Thread: Study of CJC 1295

Prolonged Stimulation of Growth Hormone and IGF-1 Secretion by CJC-1295, a Long-acting Analogue of Growth Hormone-Releasing Hormone, in Healthy Adults
Sam L. Teichman, Ann Neale, Betty Lawrence, Catherine Gagnon, Jean-Paul Castaigne, and Lawrence A. Frohman*

WinPharm Associates, San Ramon CA.; ConjuChem, Inc., Montréal, Québéc, Canada; Section of Endocrinology, Department of Medicine, University of Illinois at Chicago, Chicago IL

Context: Therapeutic use of growth hormone-releasing hormone (GHRH) to enhance GH secretion is limited by its short duration of action.

Objective: To examine the pharmacokinetic profile, pharmacodynamic effects, and safety of CJC-1295, a long-acting GHRH analog.

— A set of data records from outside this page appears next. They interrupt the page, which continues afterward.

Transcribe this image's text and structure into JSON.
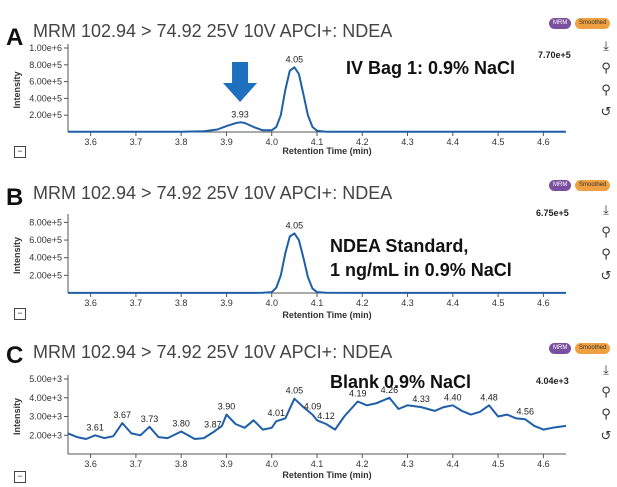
{
  "panels": [
    {
      "letter": "A",
      "title": "MRM 102.94 > 74.92 25V 10V APCI+: NDEA",
      "badges": [
        "MRM",
        "Smoothed"
      ],
      "max_label": "7.70e+5",
      "annotation": [
        "IV Bag 1: 0.9% NaCl"
      ],
      "arrow_color": "#1f6fbf",
      "ytick_labels": [
        "2.00e+5",
        "4.00e+5",
        "6.00e+5",
        "8.00e+5",
        "1.00e+6"
      ]
    },
    {
      "letter": "B",
      "title": "MRM 102.94 > 74.92 25V 10V APCI+: NDEA",
      "badges": [
        "MRM",
        "Smoothed"
      ],
      "max_label": "6.75e+5",
      "annotation": [
        "NDEA Standard,",
        "1 ng/mL in 0.9% NaCl"
      ],
      "ytick_labels": [
        "2.00e+5",
        "4.00e+5",
        "6.00e+5",
        "8.00e+5"
      ]
    },
    {
      "letter": "C",
      "title": "MRM 102.94 > 74.92 25V 10V APCI+: NDEA",
      "badges": [
        "MRM",
        "Smoothed"
      ],
      "max_label": "4.04e+3",
      "annotation": [
        "Blank 0.9% NaCl"
      ],
      "ytick_labels": [
        "2.00e+3",
        "3.00e+3",
        "4.00e+3",
        "5.00e+3"
      ]
    }
  ],
  "toolbar_icons": [
    "download-icon",
    "zoom-out-icon",
    "zoom-in-icon",
    "reset-icon"
  ],
  "chart_data": [
    {
      "type": "line",
      "xlabel": "Retention Time (min)",
      "ylabel": "Intensity",
      "xlim": [
        3.55,
        4.65
      ],
      "ylim": [
        0,
        1000000
      ],
      "xticks": [
        3.6,
        3.7,
        3.8,
        3.9,
        4.0,
        4.1,
        4.2,
        4.3,
        4.4,
        4.5,
        4.6
      ],
      "yticks": [
        200000,
        400000,
        600000,
        800000,
        1000000
      ],
      "line_color": "#1f5fa8",
      "series": [
        {
          "x": [
            3.55,
            3.6,
            3.7,
            3.8,
            3.85,
            3.88,
            3.9,
            3.92,
            3.93,
            3.94,
            3.96,
            3.98,
            4.0,
            4.01,
            4.02,
            4.03,
            4.04,
            4.05,
            4.06,
            4.07,
            4.08,
            4.09,
            4.1,
            4.12,
            4.2,
            4.3,
            4.4,
            4.5,
            4.6,
            4.65
          ],
          "y": [
            2000,
            2000,
            2000,
            3000,
            8000,
            30000,
            70000,
            105000,
            115000,
            108000,
            60000,
            20000,
            20000,
            60000,
            200000,
            500000,
            730000,
            770000,
            690000,
            450000,
            200000,
            60000,
            15000,
            3000,
            2000,
            2000,
            2000,
            2000,
            2000,
            2000
          ]
        }
      ],
      "peak_labels": [
        {
          "x": 3.93,
          "y": 115000,
          "label": "3.93"
        },
        {
          "x": 4.05,
          "y": 770000,
          "label": "4.05"
        }
      ]
    },
    {
      "type": "line",
      "xlabel": "Retention Time (min)",
      "ylabel": "Intensity",
      "xlim": [
        3.55,
        4.65
      ],
      "ylim": [
        0,
        850000
      ],
      "xticks": [
        3.6,
        3.7,
        3.8,
        3.9,
        4.0,
        4.1,
        4.2,
        4.3,
        4.4,
        4.5,
        4.6
      ],
      "yticks": [
        200000,
        400000,
        600000,
        800000
      ],
      "line_color": "#1f5fa8",
      "series": [
        {
          "x": [
            3.55,
            3.6,
            3.7,
            3.8,
            3.9,
            3.98,
            4.0,
            4.01,
            4.02,
            4.03,
            4.04,
            4.05,
            4.06,
            4.07,
            4.08,
            4.09,
            4.1,
            4.12,
            4.2,
            4.3,
            4.4,
            4.5,
            4.6,
            4.65
          ],
          "y": [
            1000,
            1000,
            1000,
            1000,
            1000,
            2000,
            10000,
            60000,
            200000,
            450000,
            640000,
            675000,
            600000,
            400000,
            180000,
            50000,
            10000,
            2000,
            1000,
            1000,
            1000,
            1000,
            1000,
            1000
          ]
        }
      ],
      "peak_labels": [
        {
          "x": 4.05,
          "y": 675000,
          "label": "4.05"
        }
      ]
    },
    {
      "type": "line",
      "xlabel": "Retention Time (min)",
      "ylabel": "Intensity",
      "xlim": [
        3.55,
        4.65
      ],
      "ylim": [
        1000,
        5000
      ],
      "xticks": [
        3.6,
        3.7,
        3.8,
        3.9,
        4.0,
        4.1,
        4.2,
        4.3,
        4.4,
        4.5,
        4.6
      ],
      "yticks": [
        2000,
        3000,
        4000,
        5000
      ],
      "line_color": "#1f5fa8",
      "series": [
        {
          "x": [
            3.55,
            3.57,
            3.59,
            3.61,
            3.63,
            3.65,
            3.67,
            3.69,
            3.71,
            3.73,
            3.75,
            3.77,
            3.8,
            3.83,
            3.85,
            3.87,
            3.89,
            3.9,
            3.92,
            3.94,
            3.96,
            3.98,
            4.0,
            4.01,
            4.03,
            4.05,
            4.07,
            4.09,
            4.1,
            4.12,
            4.14,
            4.16,
            4.19,
            4.21,
            4.23,
            4.26,
            4.28,
            4.3,
            4.33,
            4.36,
            4.38,
            4.4,
            4.42,
            4.44,
            4.46,
            4.48,
            4.5,
            4.52,
            4.54,
            4.56,
            4.58,
            4.6,
            4.62,
            4.65
          ],
          "y": [
            2100,
            1900,
            1800,
            2000,
            1850,
            1950,
            2650,
            2100,
            2000,
            2450,
            1900,
            1850,
            2200,
            1800,
            1850,
            2150,
            2500,
            3100,
            2600,
            2400,
            2800,
            2300,
            2400,
            2750,
            2900,
            3950,
            3500,
            3100,
            2800,
            2600,
            2300,
            3000,
            3800,
            3600,
            3700,
            4000,
            3400,
            3600,
            3500,
            3300,
            3500,
            3600,
            3300,
            3100,
            3250,
            3600,
            3000,
            3100,
            2900,
            2850,
            2500,
            2300,
            2400,
            2500
          ]
        }
      ],
      "peak_labels": [
        {
          "x": 3.61,
          "y": 2000,
          "label": "3.61"
        },
        {
          "x": 3.67,
          "y": 2650,
          "label": "3.67"
        },
        {
          "x": 3.73,
          "y": 2450,
          "label": "3.73"
        },
        {
          "x": 3.8,
          "y": 2200,
          "label": "3.80"
        },
        {
          "x": 3.87,
          "y": 2150,
          "label": "3.87"
        },
        {
          "x": 3.9,
          "y": 3100,
          "label": "3.90"
        },
        {
          "x": 4.01,
          "y": 2750,
          "label": "4.01"
        },
        {
          "x": 4.05,
          "y": 3950,
          "label": "4.05"
        },
        {
          "x": 4.09,
          "y": 3100,
          "label": "4.09"
        },
        {
          "x": 4.12,
          "y": 2600,
          "label": "4.12"
        },
        {
          "x": 4.19,
          "y": 3800,
          "label": "4.19"
        },
        {
          "x": 4.26,
          "y": 4000,
          "label": "4.26"
        },
        {
          "x": 4.33,
          "y": 3500,
          "label": "4.33"
        },
        {
          "x": 4.4,
          "y": 3600,
          "label": "4.40"
        },
        {
          "x": 4.48,
          "y": 3600,
          "label": "4.48"
        },
        {
          "x": 4.56,
          "y": 2850,
          "label": "4.56"
        }
      ]
    }
  ]
}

Design: Two randomized, placebo-controlled, double-blind, ascending dose trials with durations of 28 and 49 days.

Setting: Two investigational sites.

Participants: Healthy subjects, ages 21 to 61 yr.

Interventions: sc administration of CJC-1295 or placebo in one of 4 ascending single doses in the first study and in 2 - 3 weekly or biweekly doses in the second study.

Main Outcome Measures: Peak concentrations and area under the curve (AUC) of GH and IGF-1; standard pharmacokinetic parameters for CJC-1295.

Results: After a single injection of CJC-1295, there were dose-dependent increases in mean plasma GH concentrations by 2-10 fold for 6 days and in mean plasma IGF-1 concentrations by 1.5- to 3-fold for 9 - 11 days. The estimated half-life of CJC-1295 was 5.8 - 8.1 days. After multiple CJC-1295 doses, mean IGF-1 levels remained above baseline for up to 28 days. No serious adverse reactions were reported.

Conclusions: sc administration of CJC-1295 resulted in sustained, dose-dependent increases in GH and IGF-1 levels in healthy adults and was safe and relatively well-tolerated, particularly at doses of 30 µg/kg or 60 µg/kg. There was evidence of a cumulative effect after multiple doses. These data support the potential utility of CJC-1295 as a therapeutic agent.

Pulsatile Secretion of Growth Hormone (GH) Persists During Continuous Stimulation by CJC-1295, a Long-Acting GHRH Analog
Madalina Ionescu and Lawrence A. Frohman*
Section of Endocrinology, Metabolism, and Diabetes, University of Illinois at Chicago, Chicago, IL 60608


Context: Pulsatile GH secretion is considered important for many of the hormone's physiologic effects. Short-term GHRH infusions enhance GH pulsatility and increase IGF-1, but the short GHRH half-life limits its therapeutic use. A synthetic GHRH analog (CJC-1295) that binds permanently to endogenous albumin after injection (t1/2 = 8 d) stimulates GH and IGF-1 secretion in several animal species and in normal human subjects and enhances growth in rats.

Objective: To assess GH pulsatility after a single injection of CJC-1295 and determine which GH secretion parameters correlated to the increase in IGF-1 production.

Methods: GH pulsatility was assessed by 20-minute blood sampling during an overnight 12 h period in healthy 20-40 yr old men before and one week after injection of either 60 or 90 µg/kg CJC-1295.

Results: GH secretion was increased after CJC-1295 administration with preserved pulsatility. The frequency and magnitude of GH secretory pulses were unaltered. However, basal (trough) GH levels was markedly increased (7.5 fold; P < 0.0001) and contributed to an overall increase in GH secretion (mean GH levels: 46%; P < 0.01) and IGF-1 levels (45%; P < 0.001). No significant differences were observed between the responses to the two drug doses. The IGF-1 increases did not correlate with any parameters of GH secretion.

Conclusions: CJC-1295 increased trough and mean GH secretion and IGF-1 production with preserved GH pulsatility. The marked enhancement of trough GH levels by continuous GHRH stimulation implicates the importance of this effect on increasing IGF-1. Long-acting GHRH preparations may have clinical utility in patients with intact pituitary GH secretory capability.